File spoon-archives/habermas.archive/habermas_1996/96-04-28.155, message 139


Date: Fri, 16 Jun 1995 19:56:16 +0800
From: rgeeland-AT-cc.curtin.edu.au (David Geelan)
Subject: Re: HAB: Critiques of 'Knowledge and Human Interests'?


Brad McCormick wrote:

[snip]

>... it seemed to me that *one*
>aspect of an open-ended endeavor to elaborate the theory of communicative
>action in real social life is: That an essential ongoing aspect *of* any
>communicative relationship should be thematizing, critical, (re)formative...
>reflection *on* the relationship itself, in addition to communication about
>the relationship's first-order object(ive)s.  Every human relationship should
>be also a relationship about itself.  An ultimate subject of any human
>interaction is human interaction as produced and manifested in that
>particular interaction.  Whatever a communicative interaction is "about" is
>merely the particular material the communicants have for shaping the
>communicative space which they are (see, e.g., Kenneth Boulding's "The
>Image").
>
>It seems to me that a serious orientation of social life toward communicative
>theory of action would result in people investing a much larger proportion of
>their available time and energy talking about, reflecting on and acting to
>shape their communicative interactions, starting from the most immediate and
>humble (between teacher and student, husband and wife, parent and child,
>worker and manager, -- in the case I studied in my dissertation: --
>psychotherapist in training and the trainee's supervisor...).  Although
>accomplishments "in the world" remain important insofar as they really affect
>the material conditions of life (from growing foodstuffs to AIDS research),
>even here there is surely opportunity to thematically cultivate and do
>research on the social relations which sustain these activities.  (I am
>inspired here by Edmund Husserl's notion of the universal continuing
>transformation of all given forms of life and behavior through reflection.)
>
>Perhaps the ultimate "payoffs" of such reorientation of attention, in terms
>of the enhancement of quality of life are: (1) increase in experiences of
>recognition by others, by focusing more on our acts of recognition instead of
>just what is recognized in those acts (consider Heinz Kohut's phrase: the
>mother whose face lights up at the sight of her child), and (2) that we not
>suffer and die alone but rather in intersubjectivity.  The first nourishes
>life; the second eases that which we cannot fully comprehend but which
>threatens it (us)....

I agree whole-heartedly: a meta-discourse about the discourse at hand,
problematising the otherwise tacit rules under which the discourse
operates, is foundational to true understanding.

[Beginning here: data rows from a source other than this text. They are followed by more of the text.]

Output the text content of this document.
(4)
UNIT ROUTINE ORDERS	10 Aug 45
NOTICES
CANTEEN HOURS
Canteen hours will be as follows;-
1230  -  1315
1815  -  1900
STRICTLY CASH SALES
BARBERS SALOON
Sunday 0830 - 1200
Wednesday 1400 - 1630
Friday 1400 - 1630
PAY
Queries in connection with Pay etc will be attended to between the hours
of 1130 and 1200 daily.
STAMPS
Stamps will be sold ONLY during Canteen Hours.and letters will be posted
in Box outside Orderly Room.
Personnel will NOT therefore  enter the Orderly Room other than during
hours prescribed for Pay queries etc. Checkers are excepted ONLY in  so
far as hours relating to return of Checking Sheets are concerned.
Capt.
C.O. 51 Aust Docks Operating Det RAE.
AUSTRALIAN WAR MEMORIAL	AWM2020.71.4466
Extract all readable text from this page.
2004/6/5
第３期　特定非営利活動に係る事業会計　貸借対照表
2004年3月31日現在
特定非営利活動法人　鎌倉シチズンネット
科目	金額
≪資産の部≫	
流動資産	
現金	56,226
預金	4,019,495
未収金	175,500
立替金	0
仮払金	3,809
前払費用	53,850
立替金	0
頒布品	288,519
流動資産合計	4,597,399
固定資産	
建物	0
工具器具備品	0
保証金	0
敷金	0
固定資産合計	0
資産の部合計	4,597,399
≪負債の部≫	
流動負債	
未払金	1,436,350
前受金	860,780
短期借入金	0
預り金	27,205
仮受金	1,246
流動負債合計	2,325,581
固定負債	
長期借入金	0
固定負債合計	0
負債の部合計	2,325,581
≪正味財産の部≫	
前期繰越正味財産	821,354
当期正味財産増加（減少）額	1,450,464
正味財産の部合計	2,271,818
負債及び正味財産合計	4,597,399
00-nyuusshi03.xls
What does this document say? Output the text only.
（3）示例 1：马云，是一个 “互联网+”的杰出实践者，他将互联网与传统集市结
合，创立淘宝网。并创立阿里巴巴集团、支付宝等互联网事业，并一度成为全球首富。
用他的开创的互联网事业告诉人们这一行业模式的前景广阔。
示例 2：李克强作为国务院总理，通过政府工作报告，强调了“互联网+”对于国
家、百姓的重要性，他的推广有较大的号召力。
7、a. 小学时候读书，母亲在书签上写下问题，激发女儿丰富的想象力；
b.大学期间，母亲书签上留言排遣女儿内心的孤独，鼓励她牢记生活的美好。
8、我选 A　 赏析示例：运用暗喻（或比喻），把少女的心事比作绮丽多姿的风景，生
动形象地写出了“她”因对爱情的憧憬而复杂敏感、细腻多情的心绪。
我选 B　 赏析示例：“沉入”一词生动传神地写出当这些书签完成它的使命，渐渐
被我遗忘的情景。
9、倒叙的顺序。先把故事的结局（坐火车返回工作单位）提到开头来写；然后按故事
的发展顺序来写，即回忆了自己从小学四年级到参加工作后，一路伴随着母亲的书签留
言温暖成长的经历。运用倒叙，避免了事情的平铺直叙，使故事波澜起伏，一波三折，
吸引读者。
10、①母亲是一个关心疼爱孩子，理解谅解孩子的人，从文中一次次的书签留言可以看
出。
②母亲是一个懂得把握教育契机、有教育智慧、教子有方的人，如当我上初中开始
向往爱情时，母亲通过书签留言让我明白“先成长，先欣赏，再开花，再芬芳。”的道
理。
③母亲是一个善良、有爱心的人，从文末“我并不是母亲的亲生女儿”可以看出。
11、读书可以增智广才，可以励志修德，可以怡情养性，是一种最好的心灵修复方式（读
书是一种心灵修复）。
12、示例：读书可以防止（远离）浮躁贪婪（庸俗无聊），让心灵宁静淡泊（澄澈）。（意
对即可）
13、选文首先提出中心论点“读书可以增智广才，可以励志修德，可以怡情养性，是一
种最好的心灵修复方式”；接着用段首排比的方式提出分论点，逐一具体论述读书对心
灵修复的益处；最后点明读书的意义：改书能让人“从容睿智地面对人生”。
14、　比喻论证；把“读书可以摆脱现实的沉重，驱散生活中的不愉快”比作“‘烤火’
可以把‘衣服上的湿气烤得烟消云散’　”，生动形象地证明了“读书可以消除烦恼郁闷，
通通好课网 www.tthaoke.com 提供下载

I would suggest, however
(and the fact that I've missed some posts may show here) that Habermas'
'practical interest', properly understood, is about exactly this process:
the intersubjective improvement of communication through striving to
understand and improve social relationships and our knowledge both of
others as individuals and of others as socially constructed beings. The
'technical' interest is concerned with what you call 'accomplishments "in
the world"', the practical with the improvement of mutual understanding.

My friend (and PhD supervisor) Peter Taylor has discussed this in a paper
on the supervisor/graduate student interaction - I'll try to get his
permission to describe his framework more fully, but essentially he
suggests that this interaction must contain discussion relating to the
technical, practical and emancipatory interests, but also meta-discussion
*about* discussion in each of these interests.